11.07.2008 | 10:57

Draisinenbahn als neue Attraktion für das Triestingtal

Machbarkeitsstudie in Auftrag gegeben

Draisinen sind ein Hit für Ausflugstouristen. Bestes Beispiel dafür sind die Fahrrad-Draisinen in Ernstbrunn.

Die seit 2004 stillgelegte Triestingtalbahnstrecke zwischen Weißenbach, Neuhaus und Hainfeld wird auf einer Länge von rund 23 Kilometern reaktiviert. So soll mit einer Dieseldraisine die Bergfahrt durchgeführt werden, und als Alternative für die Talfahrt Fahrraddraisinen angeboten werden.

Eine in Auftrag gegebene Machbarkeitsstudie beinhaltet die Prüfung der Reaktivierung und Nachnutzung der Bahnstrecke, die Ausarbeitung der touristischen Potenziale sowie die touristische Vernetzung und gemeinsame touristische Produktentwicklung.
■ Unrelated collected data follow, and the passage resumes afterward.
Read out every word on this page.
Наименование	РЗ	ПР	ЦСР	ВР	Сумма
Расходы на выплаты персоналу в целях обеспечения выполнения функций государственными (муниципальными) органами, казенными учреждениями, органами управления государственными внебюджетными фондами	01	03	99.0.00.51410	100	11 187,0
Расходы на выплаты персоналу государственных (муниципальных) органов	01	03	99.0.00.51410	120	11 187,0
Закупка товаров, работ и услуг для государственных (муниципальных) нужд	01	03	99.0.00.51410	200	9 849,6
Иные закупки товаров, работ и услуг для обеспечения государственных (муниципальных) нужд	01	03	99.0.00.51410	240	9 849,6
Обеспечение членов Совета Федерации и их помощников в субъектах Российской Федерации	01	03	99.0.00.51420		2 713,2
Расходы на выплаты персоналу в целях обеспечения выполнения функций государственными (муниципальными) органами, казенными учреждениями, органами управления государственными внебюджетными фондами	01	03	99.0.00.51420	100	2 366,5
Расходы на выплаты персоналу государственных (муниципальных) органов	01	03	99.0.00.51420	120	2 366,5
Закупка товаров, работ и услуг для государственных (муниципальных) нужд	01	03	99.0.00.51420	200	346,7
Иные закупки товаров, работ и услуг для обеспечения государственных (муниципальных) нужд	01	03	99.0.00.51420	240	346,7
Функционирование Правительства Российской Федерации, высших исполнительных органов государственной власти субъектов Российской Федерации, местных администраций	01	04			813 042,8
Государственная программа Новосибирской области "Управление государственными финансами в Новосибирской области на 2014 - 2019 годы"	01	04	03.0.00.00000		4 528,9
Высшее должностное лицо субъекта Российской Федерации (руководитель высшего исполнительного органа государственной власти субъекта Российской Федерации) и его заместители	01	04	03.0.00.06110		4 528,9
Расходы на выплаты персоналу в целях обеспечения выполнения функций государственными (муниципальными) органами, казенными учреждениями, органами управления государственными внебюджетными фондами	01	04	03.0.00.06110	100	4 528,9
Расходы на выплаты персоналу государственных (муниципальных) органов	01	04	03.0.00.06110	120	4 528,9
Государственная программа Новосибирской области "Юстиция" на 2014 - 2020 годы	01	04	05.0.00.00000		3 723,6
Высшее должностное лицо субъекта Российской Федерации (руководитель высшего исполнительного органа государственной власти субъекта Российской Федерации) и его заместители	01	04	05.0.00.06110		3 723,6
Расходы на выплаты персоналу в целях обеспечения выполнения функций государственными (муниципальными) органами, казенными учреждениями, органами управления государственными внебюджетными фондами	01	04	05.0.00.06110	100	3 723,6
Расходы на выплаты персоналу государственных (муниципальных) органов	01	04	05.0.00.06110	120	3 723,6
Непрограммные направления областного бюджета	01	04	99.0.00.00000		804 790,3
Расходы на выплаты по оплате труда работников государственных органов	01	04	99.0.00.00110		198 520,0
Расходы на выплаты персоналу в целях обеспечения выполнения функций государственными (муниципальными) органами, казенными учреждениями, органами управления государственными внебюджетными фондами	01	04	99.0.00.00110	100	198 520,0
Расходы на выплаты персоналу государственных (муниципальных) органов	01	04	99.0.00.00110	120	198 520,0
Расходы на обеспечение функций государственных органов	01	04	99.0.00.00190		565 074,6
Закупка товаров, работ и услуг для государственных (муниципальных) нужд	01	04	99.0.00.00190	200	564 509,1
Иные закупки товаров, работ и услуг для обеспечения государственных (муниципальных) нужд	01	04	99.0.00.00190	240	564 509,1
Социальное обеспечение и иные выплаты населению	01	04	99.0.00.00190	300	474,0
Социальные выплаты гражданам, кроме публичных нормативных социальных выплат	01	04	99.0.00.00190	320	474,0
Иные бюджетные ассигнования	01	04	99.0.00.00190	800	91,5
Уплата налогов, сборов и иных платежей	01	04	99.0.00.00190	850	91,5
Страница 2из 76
Die Kosten für die Studie belaufen sich auf 38.000 Euro. Das Land Niederösterreich wird dieses Projekt aus Mitteln der ecoplus Regionalförderung unterstützen.

„Durch diese besondere touristische Inszenierung der ehemaligen Bahnstrecke könnte ein einzigartiges überregional bekanntes Fahr- und Freizeiterlebnis geschaffen werden", ist Landeshauptmannstellvertreter Ernest Gabmann überzeugt. „Ein Fahr- und Freizeiterlebnis, das noch dazu ideal zum Leitangebot der Region - dem Radfahren - passt". Der Triesting-Gölsentalradweg ist eine der sieben touristischen Radhauptrouten Niederösterreichs.